Ganzheitliche Kreislaufwirtschaft als Schlüssel zur Zukunftsfähigkeit

Wer den derzeitigen öffentlichen Diskurs verfolgt, erhält unweigerlich den Eindruck, unsere Gesellschaft stehe vor einem riesigen Haufen unlösbarer Probleme: von Zustand und Zukunft unserer Wirtschaft über die Frage nach Wohlstand und sozialer Gerechtigkeit bis hin zu unserem Umgang mit endlichen Ressourcen und dem Klimawandel. Es ist ein weites Feld, das es zu bestellen gilt, keine Frage. Doch die Stoßrichtung und die Art und Weise, wie diese Themen diskutiert werden, verkennen eine wichtige Tatsache: Viele gute, zukunftsfähige Lösungen existieren in unserer Gesellschaft bereits. Es ist höchste Zeit, sie in den Mittelpunkt der Diskussion zu rücken – und schnell zu skalieren.

In den vergangenen Jahrzehnten haben wir Wirtschaft, Umwelt und Soziales in eng abgesteckten Silos behandelt – in der Politik, aber auch in Unternehmen und in der Öffentlichkeit. CDU und FDP waren die Parteien mit Wirtschaftsschwerpunkt, die Grünen haben Umweltpolitik gemacht, und die SPD hat sich um soziale Belange gekümmert. Jedes Ministerium kochte sein eigenes Süppchen.
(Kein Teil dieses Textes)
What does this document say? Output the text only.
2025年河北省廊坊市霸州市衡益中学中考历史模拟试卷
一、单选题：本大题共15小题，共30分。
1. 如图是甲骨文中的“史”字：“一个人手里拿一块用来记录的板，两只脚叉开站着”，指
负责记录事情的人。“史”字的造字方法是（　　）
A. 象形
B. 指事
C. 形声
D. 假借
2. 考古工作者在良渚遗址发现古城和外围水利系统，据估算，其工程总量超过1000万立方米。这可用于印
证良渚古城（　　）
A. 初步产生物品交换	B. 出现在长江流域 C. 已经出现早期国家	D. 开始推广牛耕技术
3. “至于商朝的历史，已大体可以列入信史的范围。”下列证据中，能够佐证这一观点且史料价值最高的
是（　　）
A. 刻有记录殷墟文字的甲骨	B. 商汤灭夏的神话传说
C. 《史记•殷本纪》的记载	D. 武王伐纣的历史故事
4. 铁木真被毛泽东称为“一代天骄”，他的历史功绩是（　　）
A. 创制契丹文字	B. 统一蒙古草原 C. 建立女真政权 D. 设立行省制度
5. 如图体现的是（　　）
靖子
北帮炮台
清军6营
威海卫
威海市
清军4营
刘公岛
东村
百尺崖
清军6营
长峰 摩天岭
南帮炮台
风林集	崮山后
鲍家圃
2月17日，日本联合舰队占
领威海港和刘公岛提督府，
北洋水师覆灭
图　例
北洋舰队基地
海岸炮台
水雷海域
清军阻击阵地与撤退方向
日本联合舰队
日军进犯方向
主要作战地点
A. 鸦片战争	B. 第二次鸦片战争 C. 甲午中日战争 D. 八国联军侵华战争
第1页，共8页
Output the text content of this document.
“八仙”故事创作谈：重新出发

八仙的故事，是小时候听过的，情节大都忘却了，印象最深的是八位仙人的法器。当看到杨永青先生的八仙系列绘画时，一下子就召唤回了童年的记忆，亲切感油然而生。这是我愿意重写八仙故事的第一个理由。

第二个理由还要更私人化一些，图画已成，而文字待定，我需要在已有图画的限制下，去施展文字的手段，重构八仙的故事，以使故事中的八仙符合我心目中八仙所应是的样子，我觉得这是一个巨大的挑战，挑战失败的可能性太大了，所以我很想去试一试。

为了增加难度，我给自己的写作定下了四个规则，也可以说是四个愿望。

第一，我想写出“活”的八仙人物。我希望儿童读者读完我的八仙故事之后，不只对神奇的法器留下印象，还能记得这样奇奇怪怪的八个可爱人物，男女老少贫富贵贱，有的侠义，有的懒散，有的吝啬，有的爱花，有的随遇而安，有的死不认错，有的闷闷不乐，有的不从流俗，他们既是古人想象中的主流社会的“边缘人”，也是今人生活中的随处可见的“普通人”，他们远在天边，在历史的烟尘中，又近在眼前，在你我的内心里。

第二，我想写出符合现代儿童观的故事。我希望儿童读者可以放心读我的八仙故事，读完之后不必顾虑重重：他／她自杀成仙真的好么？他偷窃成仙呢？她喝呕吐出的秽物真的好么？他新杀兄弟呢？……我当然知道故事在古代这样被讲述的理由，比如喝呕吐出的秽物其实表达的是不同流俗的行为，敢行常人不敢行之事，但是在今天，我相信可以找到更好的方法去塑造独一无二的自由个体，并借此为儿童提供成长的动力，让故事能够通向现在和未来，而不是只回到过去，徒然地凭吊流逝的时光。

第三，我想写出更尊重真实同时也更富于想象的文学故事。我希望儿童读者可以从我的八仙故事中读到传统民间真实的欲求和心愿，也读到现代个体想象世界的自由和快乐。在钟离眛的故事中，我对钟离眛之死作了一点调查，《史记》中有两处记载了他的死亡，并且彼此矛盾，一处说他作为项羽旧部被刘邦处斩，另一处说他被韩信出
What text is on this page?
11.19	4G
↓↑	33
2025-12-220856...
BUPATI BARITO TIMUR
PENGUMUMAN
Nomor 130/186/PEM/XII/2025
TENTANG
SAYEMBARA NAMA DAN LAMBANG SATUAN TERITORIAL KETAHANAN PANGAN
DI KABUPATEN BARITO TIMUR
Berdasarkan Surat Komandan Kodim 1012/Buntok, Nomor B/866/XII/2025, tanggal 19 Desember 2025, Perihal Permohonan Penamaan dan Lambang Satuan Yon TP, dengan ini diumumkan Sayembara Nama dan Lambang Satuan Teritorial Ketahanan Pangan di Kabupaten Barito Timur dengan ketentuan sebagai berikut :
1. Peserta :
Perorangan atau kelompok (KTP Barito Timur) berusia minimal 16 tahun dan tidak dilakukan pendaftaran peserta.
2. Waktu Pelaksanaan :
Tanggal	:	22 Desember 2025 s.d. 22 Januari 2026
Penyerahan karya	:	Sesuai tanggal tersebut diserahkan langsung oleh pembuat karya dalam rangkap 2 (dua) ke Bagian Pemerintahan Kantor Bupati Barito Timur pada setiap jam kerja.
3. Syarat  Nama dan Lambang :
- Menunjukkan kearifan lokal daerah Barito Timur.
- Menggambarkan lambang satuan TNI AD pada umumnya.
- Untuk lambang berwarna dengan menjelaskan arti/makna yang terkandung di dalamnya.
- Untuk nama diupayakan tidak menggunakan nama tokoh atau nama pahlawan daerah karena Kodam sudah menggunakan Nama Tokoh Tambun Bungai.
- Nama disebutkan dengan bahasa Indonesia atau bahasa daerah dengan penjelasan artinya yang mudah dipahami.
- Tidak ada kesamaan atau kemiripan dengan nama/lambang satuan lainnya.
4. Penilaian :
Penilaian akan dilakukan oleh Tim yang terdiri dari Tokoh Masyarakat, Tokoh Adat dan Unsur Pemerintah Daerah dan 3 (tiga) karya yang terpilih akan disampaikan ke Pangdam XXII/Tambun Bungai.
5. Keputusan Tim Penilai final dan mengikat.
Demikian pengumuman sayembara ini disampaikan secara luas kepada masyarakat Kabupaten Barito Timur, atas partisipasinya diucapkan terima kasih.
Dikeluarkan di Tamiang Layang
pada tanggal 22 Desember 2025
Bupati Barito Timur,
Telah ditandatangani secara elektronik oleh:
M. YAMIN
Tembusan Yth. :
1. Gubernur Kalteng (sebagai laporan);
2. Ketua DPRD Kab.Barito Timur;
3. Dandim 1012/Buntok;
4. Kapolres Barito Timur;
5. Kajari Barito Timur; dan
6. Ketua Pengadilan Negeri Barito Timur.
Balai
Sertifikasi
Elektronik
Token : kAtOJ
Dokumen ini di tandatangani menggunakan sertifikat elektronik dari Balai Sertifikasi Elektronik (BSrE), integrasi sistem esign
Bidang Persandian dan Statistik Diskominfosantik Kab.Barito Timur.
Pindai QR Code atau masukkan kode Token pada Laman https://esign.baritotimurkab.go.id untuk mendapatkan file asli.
Innerhalb der Silos wurde fleißig weiter unterteilt, auch in Sachen Umwelt- und Ressourcenschutz. Das führte dazu, dass wir selbst so eng miteinander zusammenhängende Themenkomplexe wie den Klimawandel und unseren Umgang mit endlichen Ressourcen getrennt betrachtet und reguliert haben. Mit dem Ergebnis, dass viele spitz zugeschnittene Strategien ungewollte, weil nicht mitgedachte, Auswirkungen auf damit vermeintlich unabhängige, andere Bereiche hatten. Ein Beispiel dafür ist die Förderung von energetischen Sanierungsvorhaben, um den Energiebedarf des Bestands zu senken. Eigentlich eine gute Idee, doch es sind dabei nach wie vor Dämmstoffe zugelassen, die nach ihrer Nutzung unweigerlich zu Sondermüll werden, da sie nicht kreislauffähig sind. Ihre letzte Station kann daher nur die Verbrennung sein, wodurch nicht nur wertvolle Rohstoffe zerstört werden, sondern zusätzlich noch teilweise giftige Emissionen entstehen.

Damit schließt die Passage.